Finding Systemic Quality Issues: One Customer’s LPA Innovation

Layered Process Audits

December 4, 2020

There’s a specific reason why automakers like Fiat Chrysler and General Motors (GM) require suppliers to conduct layered process audits (LPAs).

It’s because these quick daily checks ensure multiple layers of verification on high-risk process inputs, preventing defects at their source. But while many suppliers simply conduct them as a matter of compliance, the truth is they can drive far bigger results than just satisfying a customer requirement.

One EASE customer has developed an innovative approach to using LPAs to uncover and correct systemic quality issues faster, reducing quality escapes while driving continuous improvement.

While the example here is focused on identifying systemic quality issues, the same methodology could equally be applied to identifying systemic safety issues.

Here’s how they do it:

By using dynamic question banks, the team can immediately check all machines when an audit finding occurs, allowing them to pinpoint repeat issues and solve them quickly. Let’s look at how they set up these question banks, and the one crucial element you must have for this approach to work.

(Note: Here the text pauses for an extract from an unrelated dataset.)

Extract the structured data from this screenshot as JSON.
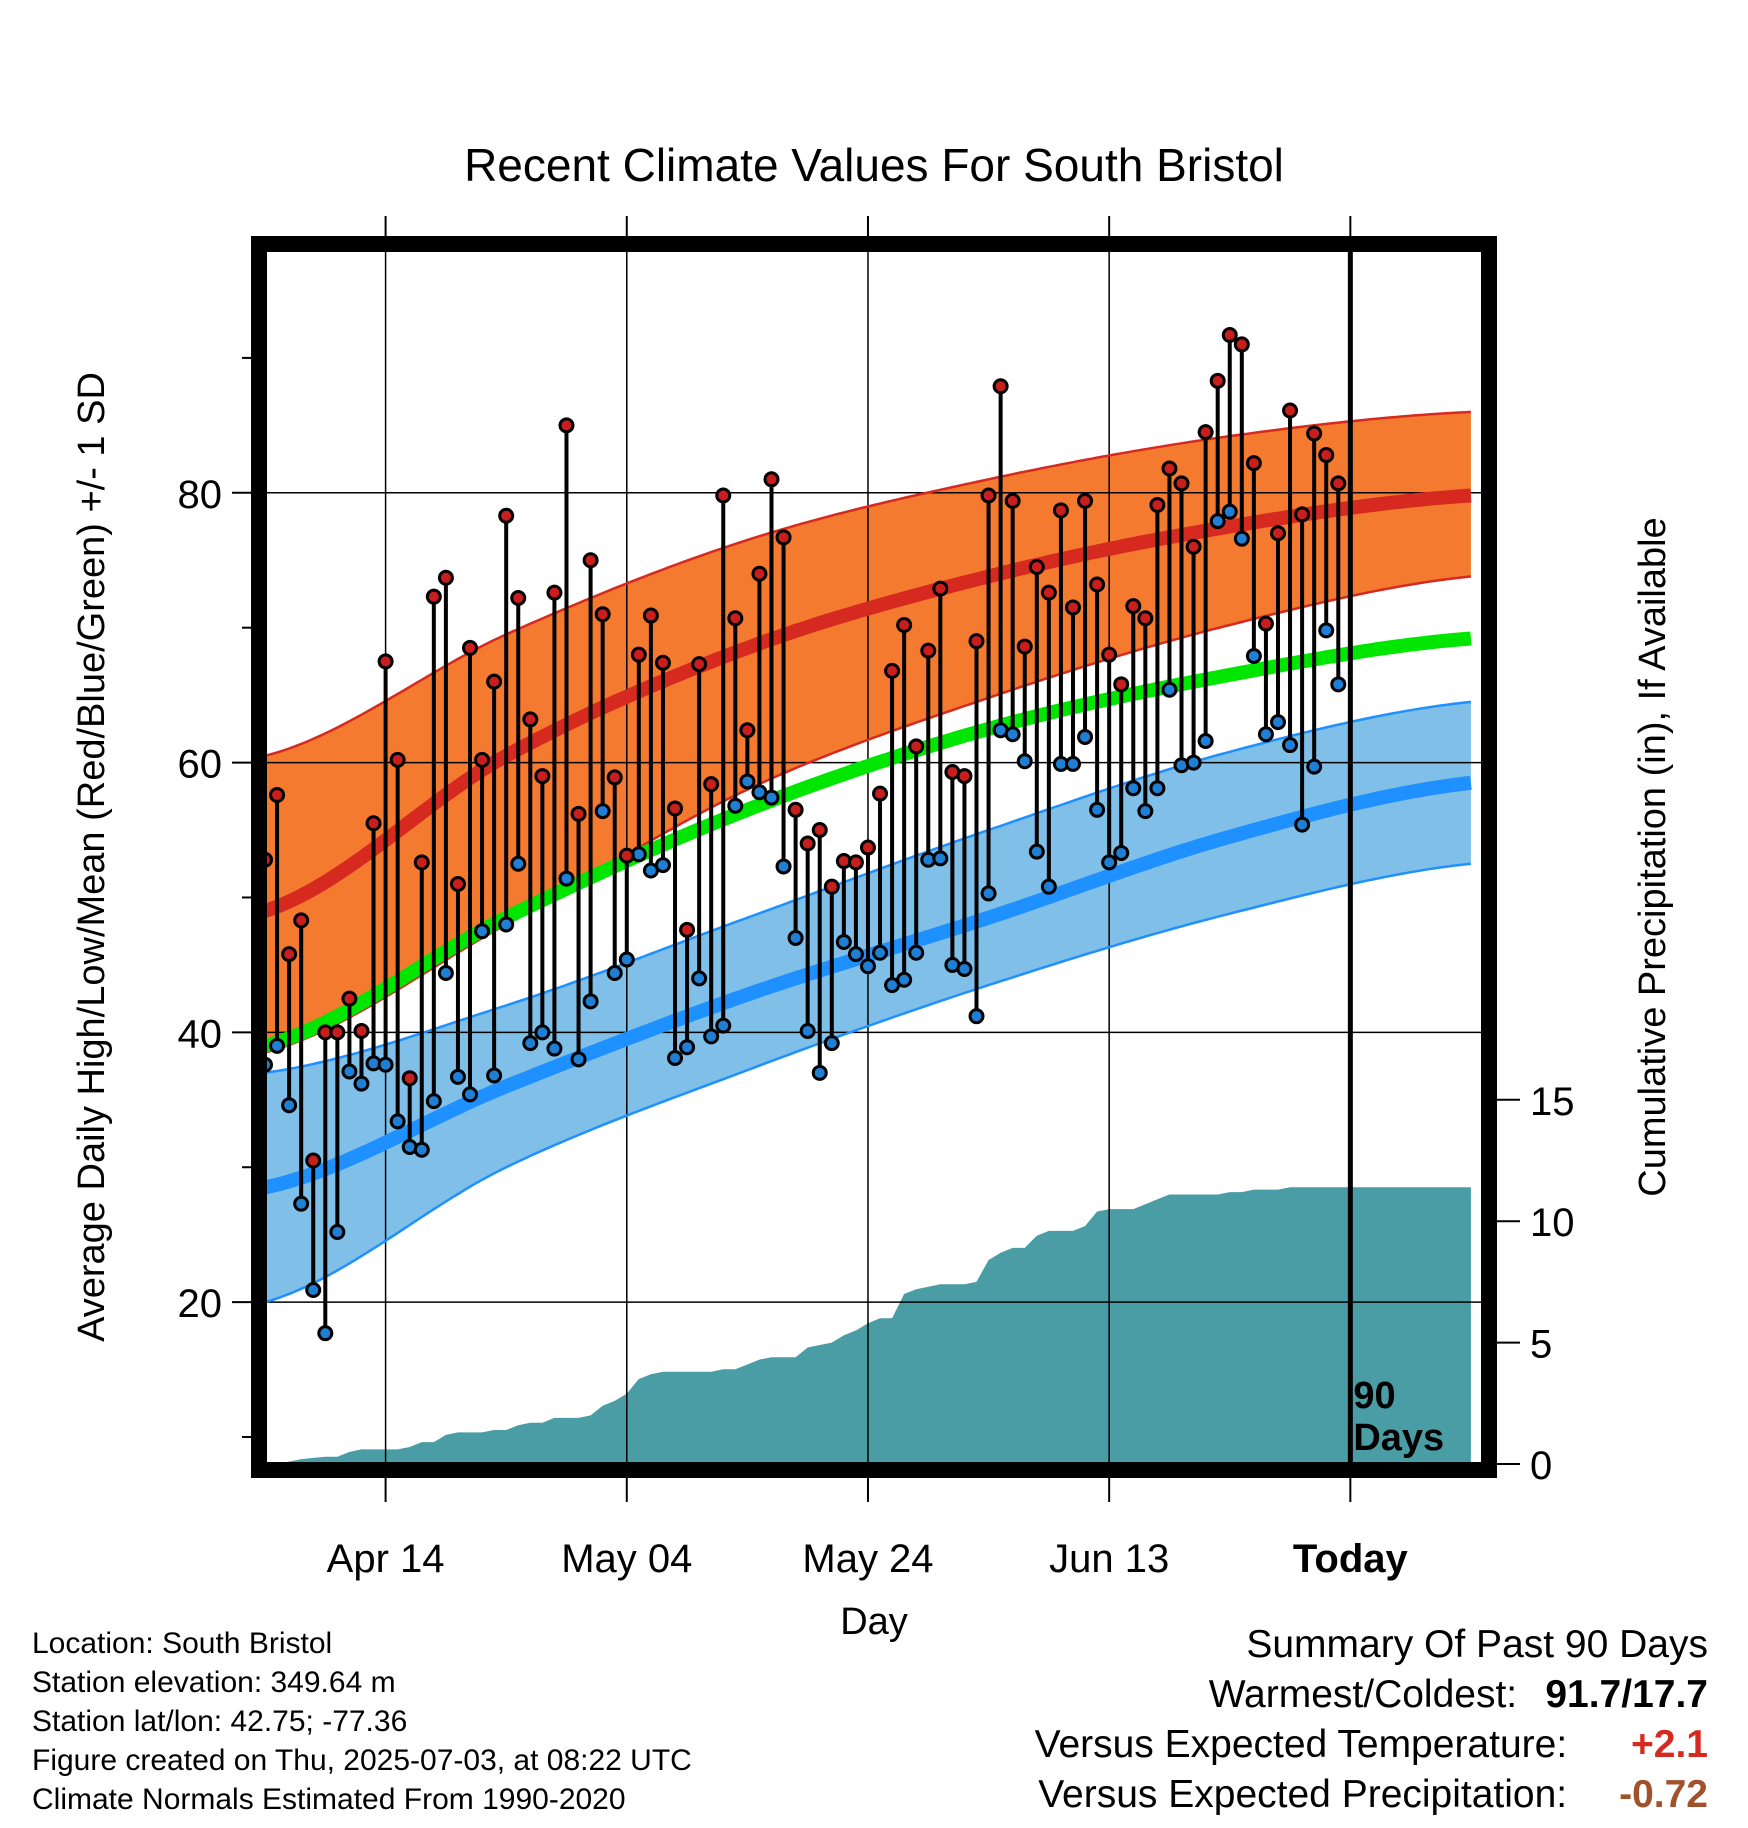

Step 1: Create Question Tags

The first step of this strategy starts with building your question library. As you create questions based on things like customer requirements, work instructions and previous problems, you’ll want to assign each one a tag or category such as:

  • Equipment
  • Process
  • Material
  • Quality
  • Project sustainment

A final category tagged as Focus questions will also be used later—but not until you start conducting your audits.

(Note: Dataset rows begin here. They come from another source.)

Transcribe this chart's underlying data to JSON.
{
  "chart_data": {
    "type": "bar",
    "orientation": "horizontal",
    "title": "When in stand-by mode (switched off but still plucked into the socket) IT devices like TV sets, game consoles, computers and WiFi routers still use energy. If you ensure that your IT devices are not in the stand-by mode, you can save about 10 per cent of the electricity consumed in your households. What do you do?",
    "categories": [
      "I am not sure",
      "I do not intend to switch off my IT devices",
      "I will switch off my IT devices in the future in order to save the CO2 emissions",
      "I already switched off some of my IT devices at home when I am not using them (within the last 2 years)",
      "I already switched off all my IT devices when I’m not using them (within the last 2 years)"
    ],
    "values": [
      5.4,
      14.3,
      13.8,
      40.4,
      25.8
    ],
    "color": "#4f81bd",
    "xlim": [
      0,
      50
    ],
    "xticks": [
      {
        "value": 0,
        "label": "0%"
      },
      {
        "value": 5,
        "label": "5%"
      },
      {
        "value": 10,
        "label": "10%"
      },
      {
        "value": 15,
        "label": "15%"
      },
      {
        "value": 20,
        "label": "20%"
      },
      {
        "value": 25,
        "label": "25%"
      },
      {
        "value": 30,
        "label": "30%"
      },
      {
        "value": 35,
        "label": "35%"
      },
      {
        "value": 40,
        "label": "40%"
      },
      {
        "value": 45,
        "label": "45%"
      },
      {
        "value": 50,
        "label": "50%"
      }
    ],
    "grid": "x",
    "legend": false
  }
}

Step 2: Conduct Layered Process Audits

This step involves conducting audits as usual, rotating and randomizing questions from the categories you established in the first step.

Using question banks in this way is simpler when using an automated LPA platform like EASE, since it allows you to quickly generate checklists that draw from multiple question tags. You’ll want to make sure checklists are specific to the process, machine or work area, rather than using generic checklists across the plant. 

Step 3: Launch Focus Questions

Whenever a question on one piece of equipment fails, next steps are to:

  • Temporarily change the question’s tag to a Focus question
  • Add that Focus question to all LPAs for the same equipment type for the next four weeks
  • Ask the Focus question on every audit and shift and piece of equipment

What that means in practical terms:

If you identify a finding on Monday at third shift, by the first shift on Tuesday you’re looking across all similar machines to see if the problem is happening elsewhere.

The result is you’ll be able to quickly see whether the nonconformance is an isolated incident or systemic problem. Instead of just hopping from finding to finding, correcting one-off problems, your focus will be on widespread issues that add up to a bigger impact on quality. This allows you to find and fix problems that could cause large quality escapes.

Again, mobile audit software is a key enabler of this approach, giving companies the ability to make custom changes to audit checklists immediately, rather than having to recall, rewrite and redistribute paper checklists.

Step 4: Focus on the Vital Few

It’s critical to note that the total number of focus questions must be small for this strategy to work. For instance, while the EASE customer that developed this method may have 15 questions in each standard question category, they don’t have more than two focus questions at a time.

The Pareto principle or the 80/20 rule tells us that 80% of outputs are the result of 20% of inputs. It’s why Lean and other process excellence methodologies emphasize the concept of focusing on the “vital few,” rather than getting distracted by the “trivial many.”

In this context, an oversized list of Focus questions is going to either make audits too long or prevent you from verifying critical-to-quality items from other question tags. Restricting Focus questions to the vital few ensures you can achieve both a large volume of audits and broad coverage of key standards.

Other Benefits of Dynamic Question Banks

Using dynamic question banks in this way has helped the customer achieve several other benefits in addition to correcting systemic issues faster. These include:

  • Helping with root cause analysis: Flipping on Focus questions related to known problem causes can help quickly get to the root of issues by providing insight into what’s actually happening on the plant floor.
  • Improving documentation: Focus questions can help highlight when systemic problems are related to documentation issues, for example if work instructions need updating.
  • Communicating about quality: Focus questions help quickly raise awareness about quality issues that all operators needs to be aware of. The customer also achieves this by launching all new LPA questions as Focus questions.

Getting maximum return for the time and effort involved in LPAs requires a strategy that looks at the bigger picture—not just fixing individual problems that pop up. Using audit findings as opportunities to find bigger problems is the key to continuous improvement, preventing defects from reaching customers while promoting quality culture in your organization.